De pensioenfondsen die niet voldoen aan de dekkingsgraad van 105 procent moeten hun vermogen zo snel mogelijk op peil brengen. Bijna alle pensioenbeheerders hebben een herstelplan opgesteld om de problemen nog dit jaar het hoofd te bieden. Volgens de PVK blijkt daaruit dat de pensioenfondsen de tekorten willen wegwerken door premieverhogingen en bijstortingen van de werkgever.
„Het is nog lang niet op orde, maar het gaat de goede kant op. Als er op korte termijn niet opnieuw harde klappen vallen op de beurzen, komen de lekkages boven water”, zei PVK-voorzitter D. Witteveen in een toelichting over het herstel bij de fondsen. Hij waarschuwde dat de pensioenbeheerders tijd nodig hebben om orde op zaken te stellen. „Het is nog steeds guur weer. We hebben een aantal slechte jaren achter de rug en het ziet er niet naar uit dat het vanaf morgen beter is.”
De PVK hoeft overigens steeds minder pensioenfondsen in de gaten te houden.

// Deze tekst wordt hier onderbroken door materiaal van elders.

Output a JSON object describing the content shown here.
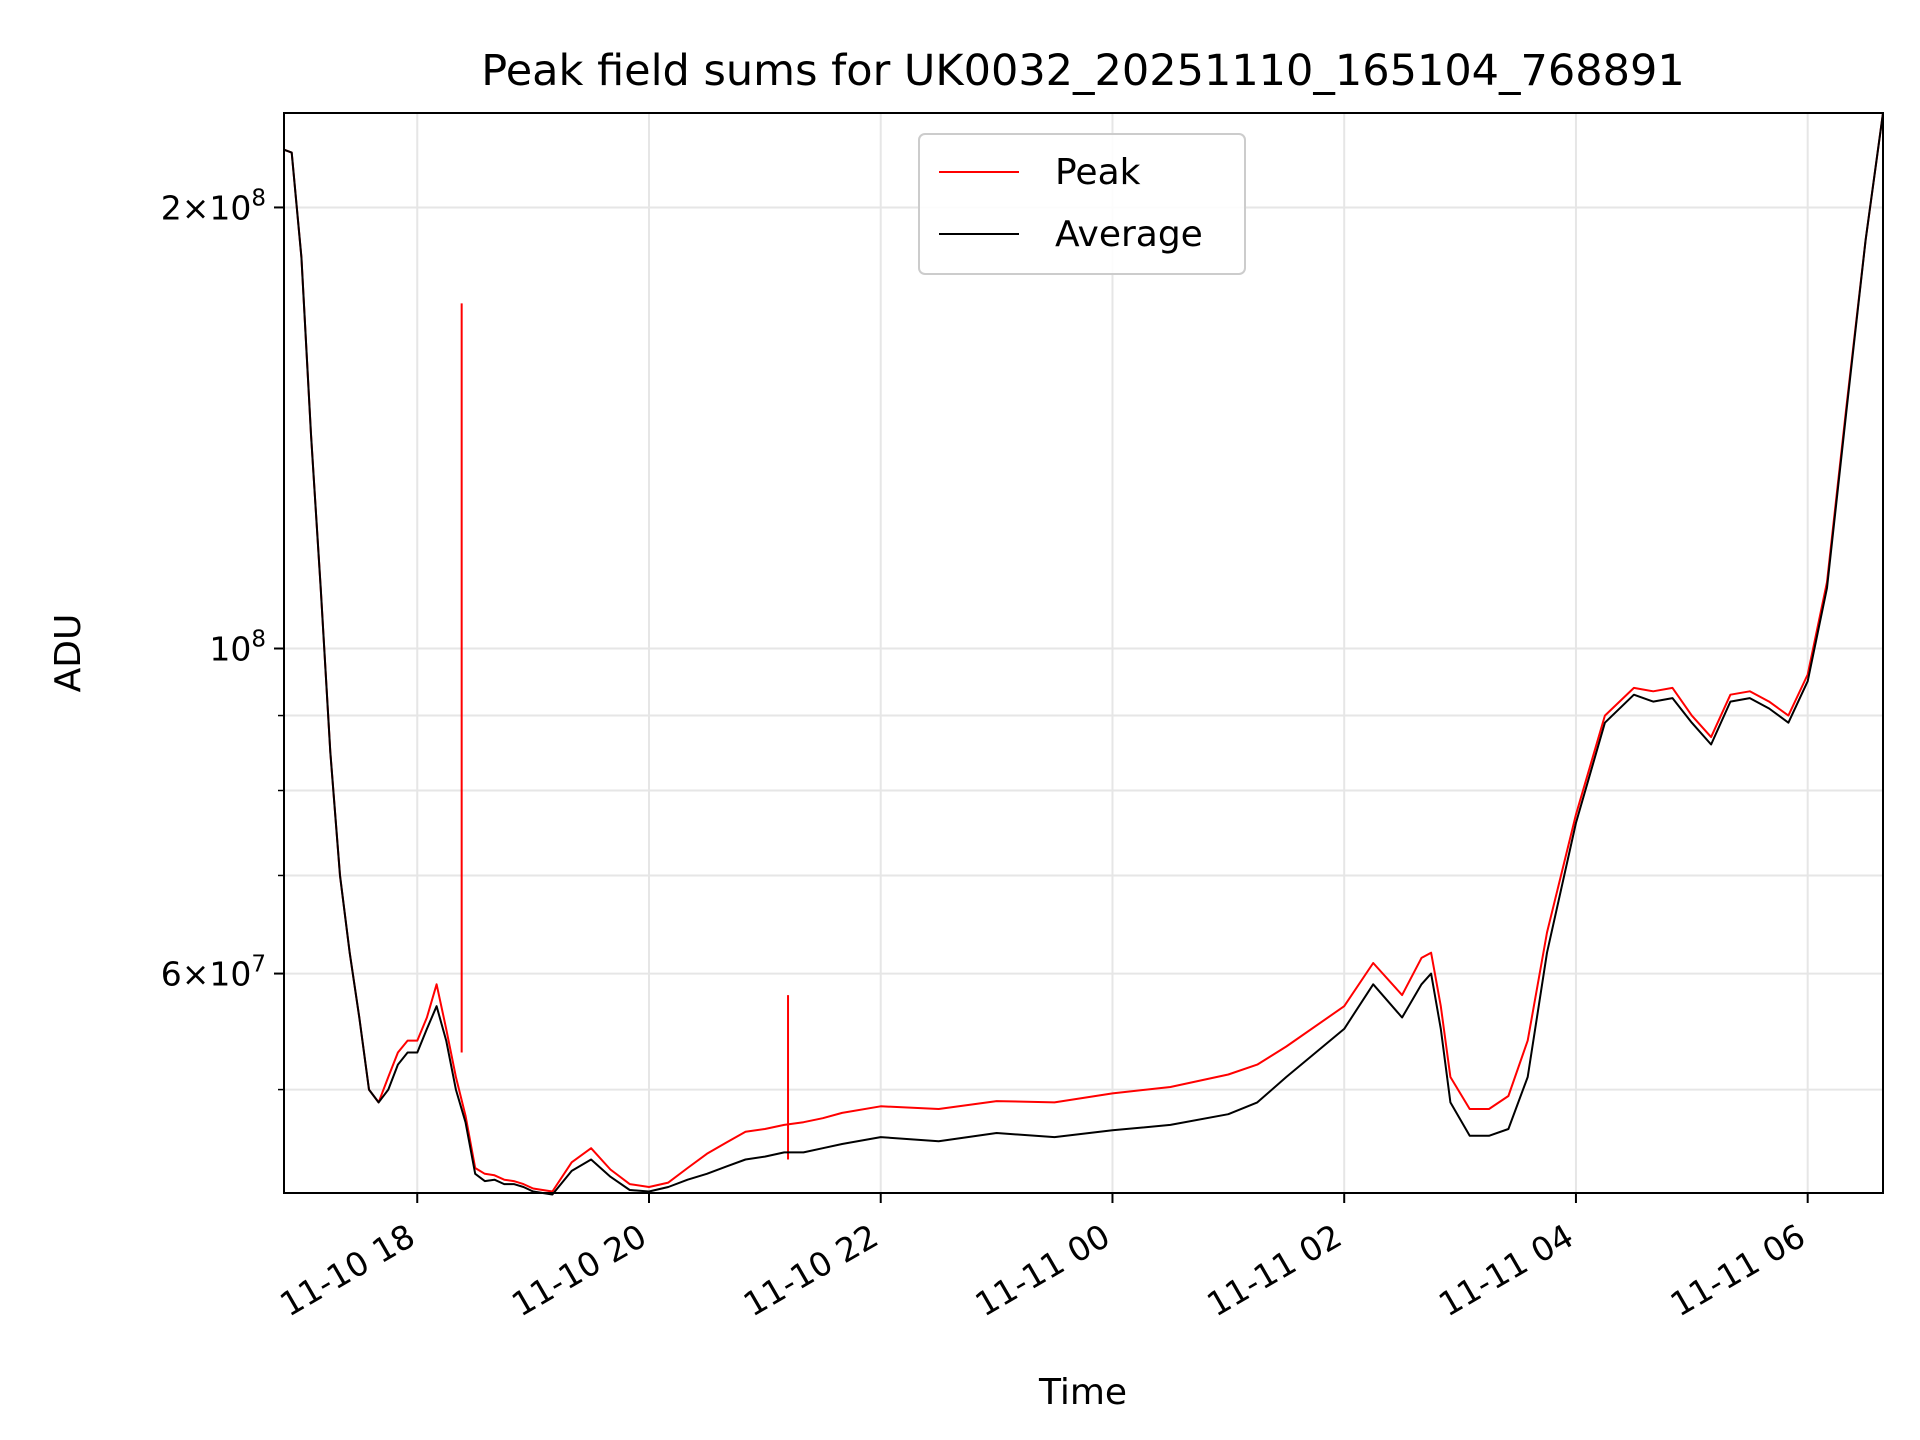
{
  "chart_data": {
    "type": "line",
    "title": "Peak field sums for UK0032_20251110_165104_768891",
    "xlabel": "Time",
    "ylabel": "ADU",
    "yscale": "log",
    "xlim": [
      "2025-11-10 16:51",
      "2025-11-11 06:39"
    ],
    "ylim": [
      42500000,
      232000000
    ],
    "grid": true,
    "legend_position": "top-center",
    "x_ticks": [
      {
        "x": "2025-11-10 18:00",
        "label": "11-10 18"
      },
      {
        "x": "2025-11-10 20:00",
        "label": "11-10 20"
      },
      {
        "x": "2025-11-10 22:00",
        "label": "11-10 22"
      },
      {
        "x": "2025-11-11 00:00",
        "label": "11-11 00"
      },
      {
        "x": "2025-11-11 02:00",
        "label": "11-11 02"
      },
      {
        "x": "2025-11-11 04:00",
        "label": "11-11 04"
      },
      {
        "x": "2025-11-11 06:00",
        "label": "11-11 06"
      }
    ],
    "y_major_ticks": [
      {
        "value": 60000000,
        "mantissa": "6×10",
        "exp": "7"
      },
      {
        "value": 100000000,
        "mantissa": "10",
        "exp": "8"
      },
      {
        "value": 200000000,
        "mantissa": "2×10",
        "exp": "8"
      }
    ],
    "y_minor_ticks": [
      50000000,
      70000000,
      80000000,
      90000000
    ],
    "series": [
      {
        "name": "Average",
        "color": "#000000",
        "x": [
          "2025-11-10 16:51",
          "2025-11-10 16:55",
          "2025-11-10 17:00",
          "2025-11-10 17:05",
          "2025-11-10 17:10",
          "2025-11-10 17:15",
          "2025-11-10 17:20",
          "2025-11-10 17:25",
          "2025-11-10 17:30",
          "2025-11-10 17:35",
          "2025-11-10 17:40",
          "2025-11-10 17:45",
          "2025-11-10 17:50",
          "2025-11-10 17:55",
          "2025-11-10 18:00",
          "2025-11-10 18:05",
          "2025-11-10 18:10",
          "2025-11-10 18:15",
          "2025-11-10 18:20",
          "2025-11-10 18:25",
          "2025-11-10 18:30",
          "2025-11-10 18:35",
          "2025-11-10 18:40",
          "2025-11-10 18:45",
          "2025-11-10 18:50",
          "2025-11-10 18:55",
          "2025-11-10 19:00",
          "2025-11-10 19:10",
          "2025-11-10 19:20",
          "2025-11-10 19:30",
          "2025-11-10 19:40",
          "2025-11-10 19:50",
          "2025-11-10 20:00",
          "2025-11-10 20:10",
          "2025-11-10 20:20",
          "2025-11-10 20:30",
          "2025-11-10 20:40",
          "2025-11-10 20:50",
          "2025-11-10 21:00",
          "2025-11-10 21:10",
          "2025-11-10 21:20",
          "2025-11-10 21:30",
          "2025-11-10 21:40",
          "2025-11-10 22:00",
          "2025-11-10 22:30",
          "2025-11-10 23:00",
          "2025-11-10 23:30",
          "2025-11-11 00:00",
          "2025-11-11 00:30",
          "2025-11-11 01:00",
          "2025-11-11 01:15",
          "2025-11-11 01:30",
          "2025-11-11 02:00",
          "2025-11-11 02:15",
          "2025-11-11 02:30",
          "2025-11-11 02:40",
          "2025-11-11 02:45",
          "2025-11-11 02:50",
          "2025-11-11 02:55",
          "2025-11-11 03:05",
          "2025-11-11 03:15",
          "2025-11-11 03:25",
          "2025-11-11 03:35",
          "2025-11-11 03:45",
          "2025-11-11 04:00",
          "2025-11-11 04:15",
          "2025-11-11 04:30",
          "2025-11-11 04:40",
          "2025-11-11 04:50",
          "2025-11-11 05:00",
          "2025-11-11 05:10",
          "2025-11-11 05:20",
          "2025-11-11 05:30",
          "2025-11-11 05:40",
          "2025-11-11 05:50",
          "2025-11-11 06:00",
          "2025-11-11 06:10",
          "2025-11-11 06:20",
          "2025-11-11 06:30",
          "2025-11-11 06:39"
        ],
        "values": [
          219000000,
          218000000,
          185000000,
          140000000,
          110000000,
          85000000,
          70000000,
          62000000,
          56000000,
          50000000,
          49000000,
          50000000,
          52000000,
          53000000,
          53000000,
          55000000,
          57000000,
          54000000,
          50000000,
          47500000,
          43800000,
          43300000,
          43400000,
          43100000,
          43100000,
          42900000,
          42600000,
          42400000,
          44000000,
          44800000,
          43600000,
          42700000,
          42600000,
          42900000,
          43400000,
          43800000,
          44300000,
          44800000,
          45000000,
          45300000,
          45300000,
          45600000,
          45900000,
          46400000,
          46100000,
          46700000,
          46400000,
          46900000,
          47300000,
          48100000,
          49000000,
          51000000,
          55000000,
          59000000,
          56000000,
          59000000,
          60000000,
          55000000,
          49000000,
          46500000,
          46500000,
          47000000,
          51000000,
          62000000,
          76000000,
          89000000,
          93000000,
          92000000,
          92500000,
          89000000,
          86000000,
          92000000,
          92500000,
          91000000,
          89000000,
          95000000,
          110000000,
          145000000,
          190000000,
          232000000
        ]
      },
      {
        "name": "Peak",
        "color": "#ff0000",
        "x": [
          "2025-11-10 16:51",
          "2025-11-10 16:55",
          "2025-11-10 17:00",
          "2025-11-10 17:05",
          "2025-11-10 17:10",
          "2025-11-10 17:15",
          "2025-11-10 17:20",
          "2025-11-10 17:25",
          "2025-11-10 17:30",
          "2025-11-10 17:35",
          "2025-11-10 17:40",
          "2025-11-10 17:45",
          "2025-11-10 17:50",
          "2025-11-10 17:55",
          "2025-11-10 18:00",
          "2025-11-10 18:05",
          "2025-11-10 18:10",
          "2025-11-10 18:15",
          "2025-11-10 18:20",
          "2025-11-10 18:25",
          "2025-11-10 18:30",
          "2025-11-10 18:35",
          "2025-11-10 18:40",
          "2025-11-10 18:45",
          "2025-11-10 18:50",
          "2025-11-10 18:55",
          "2025-11-10 19:00",
          "2025-11-10 19:10",
          "2025-11-10 19:20",
          "2025-11-10 19:30",
          "2025-11-10 19:40",
          "2025-11-10 19:50",
          "2025-11-10 20:00",
          "2025-11-10 20:10",
          "2025-11-10 20:20",
          "2025-11-10 20:30",
          "2025-11-10 20:40",
          "2025-11-10 20:50",
          "2025-11-10 21:00",
          "2025-11-10 21:10",
          "2025-11-10 21:20",
          "2025-11-10 21:30",
          "2025-11-10 21:40",
          "2025-11-10 22:00",
          "2025-11-10 22:30",
          "2025-11-10 23:00",
          "2025-11-10 23:30",
          "2025-11-11 00:00",
          "2025-11-11 00:30",
          "2025-11-11 01:00",
          "2025-11-11 01:15",
          "2025-11-11 01:30",
          "2025-11-11 02:00",
          "2025-11-11 02:15",
          "2025-11-11 02:30",
          "2025-11-11 02:40",
          "2025-11-11 02:45",
          "2025-11-11 02:50",
          "2025-11-11 02:55",
          "2025-11-11 03:05",
          "2025-11-11 03:15",
          "2025-11-11 03:25",
          "2025-11-11 03:35",
          "2025-11-11 03:45",
          "2025-11-11 04:00",
          "2025-11-11 04:15",
          "2025-11-11 04:30",
          "2025-11-11 04:40",
          "2025-11-11 04:50",
          "2025-11-11 05:00",
          "2025-11-11 05:10",
          "2025-11-11 05:20",
          "2025-11-11 05:30",
          "2025-11-11 05:40",
          "2025-11-11 05:50",
          "2025-11-11 06:00",
          "2025-11-11 06:10",
          "2025-11-11 06:20",
          "2025-11-11 06:30",
          "2025-11-11 06:39"
        ],
        "values": [
          219000000,
          218000000,
          185000000,
          140000000,
          110000000,
          85000000,
          70000000,
          62000000,
          56000000,
          50000000,
          49000000,
          51000000,
          53000000,
          54000000,
          54000000,
          56000000,
          59000000,
          55000000,
          51000000,
          48000000,
          44200000,
          43800000,
          43700000,
          43400000,
          43300000,
          43100000,
          42800000,
          42600000,
          44600000,
          45600000,
          44100000,
          43100000,
          42900000,
          43200000,
          44200000,
          45200000,
          46000000,
          46800000,
          47000000,
          47300000,
          47500000,
          47800000,
          48200000,
          48700000,
          48500000,
          49100000,
          49000000,
          49700000,
          50200000,
          51200000,
          52000000,
          53500000,
          57000000,
          61000000,
          58000000,
          61500000,
          62000000,
          57000000,
          51000000,
          48500000,
          48500000,
          49500000,
          54000000,
          64000000,
          77000000,
          90000000,
          94000000,
          93500000,
          94000000,
          90000000,
          87000000,
          93000000,
          93500000,
          92000000,
          90000000,
          96000000,
          111000000,
          146000000,
          190000000,
          232000000
        ],
        "spikes": [
          {
            "x": "2025-11-10 18:23",
            "value": 172000000
          },
          {
            "x": "2025-11-10 21:12",
            "value": 58000000
          }
        ]
      }
    ]
  }
}
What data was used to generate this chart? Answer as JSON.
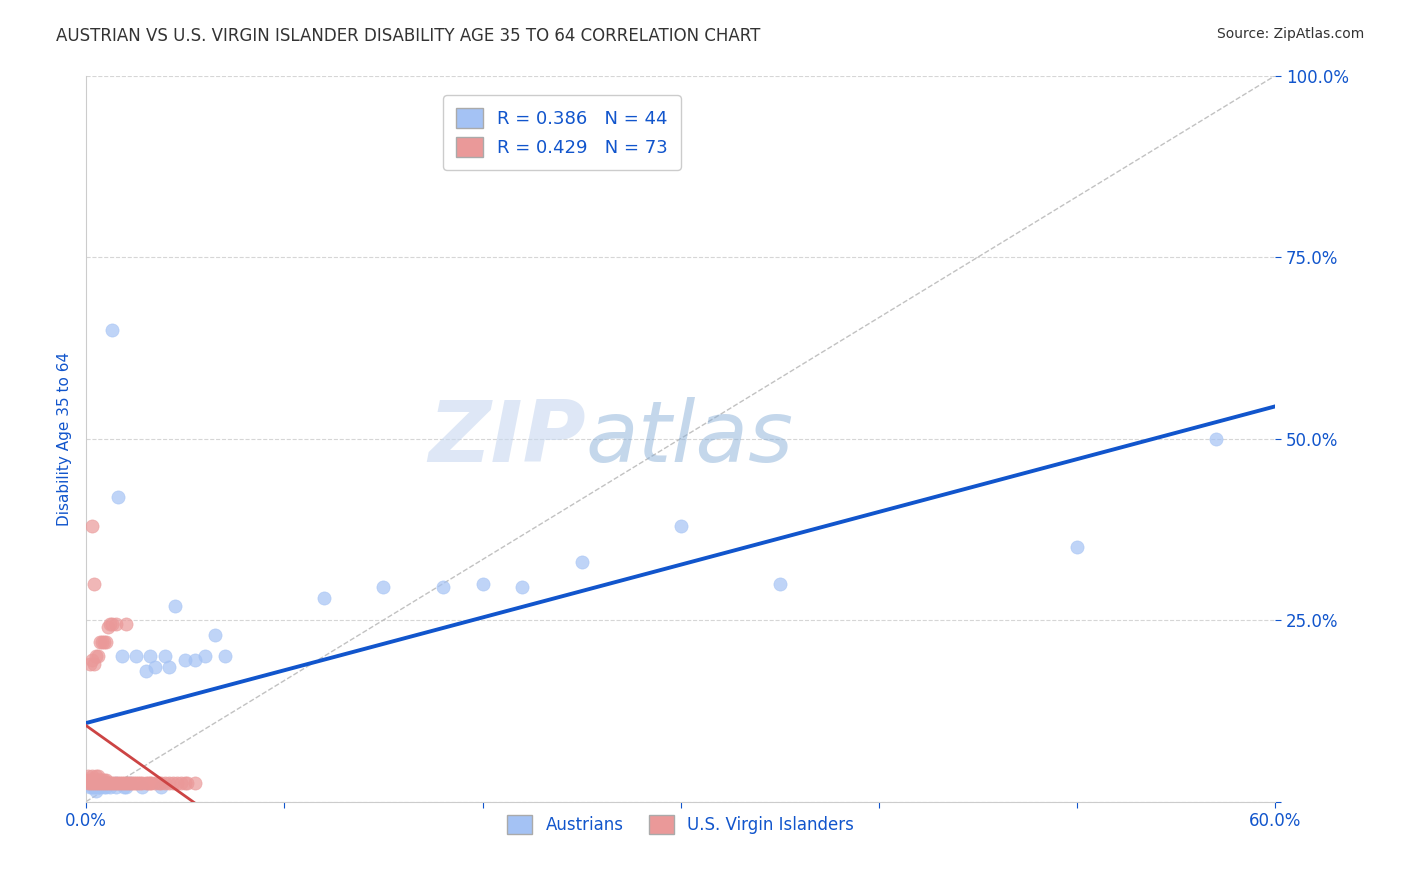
{
  "title": "AUSTRIAN VS U.S. VIRGIN ISLANDER DISABILITY AGE 35 TO 64 CORRELATION CHART",
  "source_text": "Source: ZipAtlas.com",
  "xlabel": "",
  "ylabel": "Disability Age 35 to 64",
  "xlim": [
    0.0,
    0.6
  ],
  "ylim": [
    0.0,
    1.0
  ],
  "xticks": [
    0.0,
    0.1,
    0.2,
    0.3,
    0.4,
    0.5,
    0.6
  ],
  "xticklabels": [
    "0.0%",
    "",
    "",
    "",
    "",
    "",
    "60.0%"
  ],
  "yticks": [
    0.0,
    0.25,
    0.5,
    0.75,
    1.0
  ],
  "yticklabels": [
    "",
    "25.0%",
    "50.0%",
    "75.0%",
    "100.0%"
  ],
  "austrians_x": [
    0.002,
    0.003,
    0.004,
    0.005,
    0.005,
    0.006,
    0.007,
    0.008,
    0.009,
    0.01,
    0.01,
    0.012,
    0.013,
    0.015,
    0.015,
    0.016,
    0.018,
    0.019,
    0.02,
    0.022,
    0.025,
    0.028,
    0.03,
    0.032,
    0.035,
    0.038,
    0.04,
    0.042,
    0.045,
    0.05,
    0.055,
    0.06,
    0.065,
    0.07,
    0.12,
    0.15,
    0.18,
    0.2,
    0.22,
    0.25,
    0.3,
    0.35,
    0.5,
    0.57
  ],
  "austrians_y": [
    0.02,
    0.02,
    0.02,
    0.015,
    0.02,
    0.02,
    0.02,
    0.025,
    0.02,
    0.02,
    0.025,
    0.02,
    0.65,
    0.02,
    0.025,
    0.42,
    0.2,
    0.02,
    0.02,
    0.025,
    0.2,
    0.02,
    0.18,
    0.2,
    0.185,
    0.02,
    0.2,
    0.185,
    0.27,
    0.195,
    0.195,
    0.2,
    0.23,
    0.2,
    0.28,
    0.295,
    0.295,
    0.3,
    0.295,
    0.33,
    0.38,
    0.3,
    0.35,
    0.5
  ],
  "virgin_islanders_x": [
    0.001,
    0.001,
    0.001,
    0.002,
    0.002,
    0.002,
    0.003,
    0.003,
    0.003,
    0.003,
    0.004,
    0.004,
    0.004,
    0.005,
    0.005,
    0.005,
    0.005,
    0.006,
    0.006,
    0.006,
    0.006,
    0.007,
    0.007,
    0.007,
    0.008,
    0.008,
    0.008,
    0.009,
    0.009,
    0.009,
    0.01,
    0.01,
    0.01,
    0.011,
    0.011,
    0.012,
    0.012,
    0.013,
    0.013,
    0.014,
    0.015,
    0.015,
    0.016,
    0.017,
    0.018,
    0.019,
    0.02,
    0.02,
    0.021,
    0.022,
    0.023,
    0.024,
    0.025,
    0.026,
    0.027,
    0.028,
    0.03,
    0.031,
    0.032,
    0.033,
    0.035,
    0.037,
    0.038,
    0.04,
    0.042,
    0.044,
    0.046,
    0.048,
    0.05,
    0.051,
    0.003,
    0.004,
    0.055
  ],
  "virgin_islanders_y": [
    0.025,
    0.03,
    0.035,
    0.025,
    0.03,
    0.19,
    0.025,
    0.03,
    0.035,
    0.195,
    0.025,
    0.03,
    0.19,
    0.025,
    0.03,
    0.035,
    0.2,
    0.025,
    0.03,
    0.035,
    0.2,
    0.025,
    0.03,
    0.22,
    0.025,
    0.03,
    0.22,
    0.025,
    0.03,
    0.22,
    0.025,
    0.03,
    0.22,
    0.025,
    0.24,
    0.025,
    0.245,
    0.025,
    0.245,
    0.025,
    0.025,
    0.245,
    0.025,
    0.025,
    0.025,
    0.025,
    0.025,
    0.245,
    0.025,
    0.025,
    0.025,
    0.025,
    0.025,
    0.025,
    0.025,
    0.025,
    0.025,
    0.025,
    0.025,
    0.025,
    0.025,
    0.025,
    0.025,
    0.025,
    0.025,
    0.025,
    0.025,
    0.025,
    0.025,
    0.025,
    0.38,
    0.3,
    0.025
  ],
  "austrian_color": "#a4c2f4",
  "virgin_color": "#ea9999",
  "austrian_line_color": "#1155cc",
  "virgin_line_color": "#cc4444",
  "r_austrian": 0.386,
  "n_austrian": 44,
  "r_virgin": 0.429,
  "n_virgin": 73,
  "watermark_zip": "ZIP",
  "watermark_atlas": "atlas",
  "background_color": "#ffffff",
  "title_color": "#333333",
  "axis_label_color": "#1155cc",
  "tick_color": "#1155cc",
  "source_color": "#333333",
  "legend_text_color": "#1155cc",
  "diag_line_color": "#bbbbbb",
  "grid_color": "#cccccc"
}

Afgelopen jaar zijn er 35 verdwenen, waardoor de teller op 926 kwam te staan. Nog eens 135 pensioenfondsen willen zichzelf opheffen. De toezichthouder wijt de krimp aan opheffingen, fusies tussen pensioenfondsen en aan aansluiting van ondernemingsfondsen bij een groter bedrijfstakpensioenfonds.
De verzekeraars, die eveneens onder toezicht van de PVK staan, voelden in 2002 nog altijd de gevolgen van de terreuraanslagen in de Verenigde Staten. Zij konden hun risico’s afgelopen jaar moeilijker onderbrengen bij herverzekeraars, die hun premies opschroefden en de mogelijkheden beknotten om met name terrorismerisico’s bij hen onder te brengen.
Samen met de daling van de beurskoersen brachten deze ontwikkelingen diverse verzekeraars in het nauw. De PVK heeft bij 45 verzekeraars in de boeken gekeken om te zien of hun financiële positie nog deugde. „In een enkel geval waren we genoodzaakt een sanerings- of financieringsplan op te vragen. Bij een aantal kleinere verzekeraars moest de PVK verdergaand ingrijpen”, aldus Witteveen.